Emily: If there is one thing people must learn about George as a person, it’s that she has vision. She knows what she wants and when it feels right, it was the same with the illustrations I did for her publishing house Mud Press. That’s why I ran with the initial idea of the stone itself becoming even more magical than it already is. I’d recently started to experiment with painting using raw pigment I’d hand mixed with a sizing medium, and I’d also been exploring portraying interstellar antimatter. It made sense that with so much biological science grounding the magic in her poems, I should use my recent experimentation to match that with an outer space, otherworldly Hawkings-esque twist. It could have not made sense though, without representing the naturalism in her poetry too, so I suggested painting it with watercolour and salt creating a complimentary organic texture. She immediately liked the idea so I went with it.

Georgina: I really love the iridescent pools of colour in the wells of the stone and the pink fizzes of anti-matter shooting upwards. The original painting is framed and up on the wall of my living room and when you look closely, you can see the bumpy salt in the stone, it looks so realistic that you want to touch it. I think if you didn’t know what a hag stone was or how they work, you’d see this cover and know it’s a magic stone at the very least. The book goes on to become a hag stone that readers use to peer through and examine the stories being told inside, and Emily’s made it such a delicious image that I think people will want their own iridescent hag stones after this!
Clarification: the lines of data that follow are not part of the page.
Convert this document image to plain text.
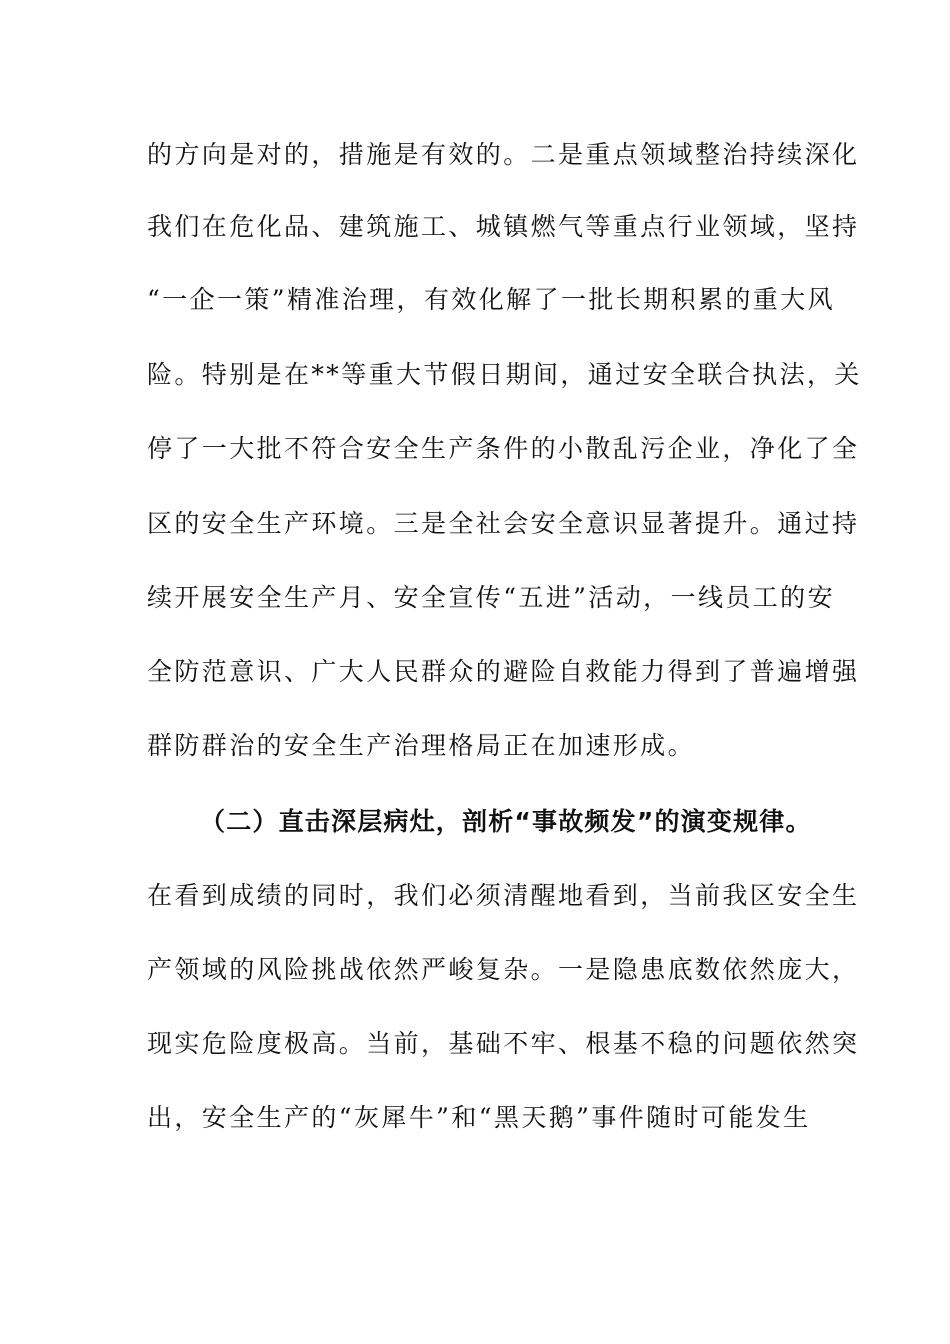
的方向是对的，措施是有效的。二是重点领域整治持续深化
我们在危化品、建筑施工、城镇燃气等重点行业领域，坚持
“一企一策”精准治理，有效化解了一批长期积累的重大风
险。特别是在**等重大节假日期间，通过安全联合执法，关
停了一大批不符合安全生产条件的小散乱污企业，净化了全
区的安全生产环境。三是全社会安全意识显著提升。通过持
续开展安全生产月、安全宣传“五进”活动，一线员工的安
全防范意识、广大人民群众的避险自救能力得到了普遍增强
群防群治的安全生产治理格局正在加速形成。
（二）直击深层病灶，剖析“事故频发”的演变规律。
在看到成绩的同时，我们必须清醒地看到，当前我区安全生
产领域的风险挑战依然严峻复杂。一是隐患底数依然庞大，
现实危险度极高。当前，基础不牢、根基不稳的问题依然突
出，安全生产的“灰犀牛”和“黑天鹅”事件随时可能发生
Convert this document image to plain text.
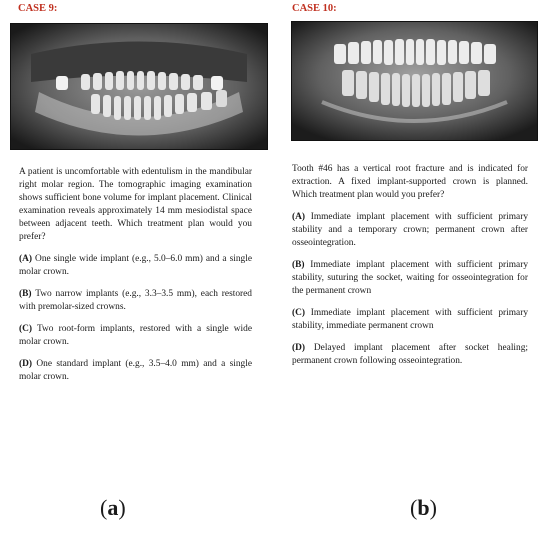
CASE 9:

A patient is uncomfortable with edentulism in the mandibular right molar region. The tomographic imaging examination shows sufficient bone volume for implant placement. Clinical examination reveals approximately 14 mm mesiodistal space between adjacent teeth. Which treatment plan would you prefer?

(A) One single wide implant (e.g., 5.0–6.0 mm) and a single molar crown.

(B) Two narrow implants (e.g., 3.3–3.5 mm), each restored with premolar-sized crowns.

(C) Two root-form implants, restored with a single wide molar crown.

(D) One standard implant (e.g., 3.5–4.0 mm) and a single molar crown.

CASE 10:

Tooth #46 has a vertical root fracture and is indicated for extraction. A fixed implant-supported crown is planned. Which treatment plan would you prefer?

(A) Immediate implant placement with sufficient primary stability and a temporary crown; permanent crown after osseointegration.

(B) Immediate implant placement with sufficient primary stability, suturing the socket, waiting for osseointegration for the permanent crown

(C) Immediate implant placement with sufficient primary stability, immediate permanent crown

(D) Delayed implant placement after socket healing; permanent crown following osseointegration.

(a)	(b)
It’s clear that this collaboration produced something magical.If you would like to see for yourself then why not pop along to the launch party at Nonsuch Studios on Saturday 14th May at 7pm.



– Pre-order the book at:

– Tickets to the launch party at:

– Georgina socials: Instagram: @Georginawildingpoet Twitter: @Wildinggeorgina FB: Georgina Wilding

– More info on Georgina and her work at

Georgina Wilding is the former Nottingham Young Poet Laureate and 2019-2021’s Creative Director of Nottingham Poetry Festival. She has performed both nationally and internationally at events such as the Edinburgh Fringe Festival and International Poetry Day Granada, and has been commissioned to write for organisations such as The BBC, The Poetry Takeaway and The Royal Shakespeare Company. She’s been published by journals such as The Rialto and Kontent (KRK) and celebrates the launch of her debut collection, Hag Stone, out with Verve Poetry Press in May this year.

More info at

Emily Catherine is a freelance artist and illustrator living and working in Nottingham. Over the past few years, through hard work and dedication she has become a stalwart member of the artistic community in her hometown and has established herself firmly in the “One to watch” category.She has had her works published worldwide, exhibited in The Design Museum, London and New Art Exchange, Nottingham along with winning awards for her recent Psychopomps series at the NAE Open.

Emily’s work is heavily influenced by Hip-Hop and urban culture, observations of everyday life and art for social justice. She has been commissioned to create album artwork for Your Old Droog and Micall Parknsun and among her other clients there are names such as Pharoahe Monch, Penguin Books, FerArts and Sway Dasafo.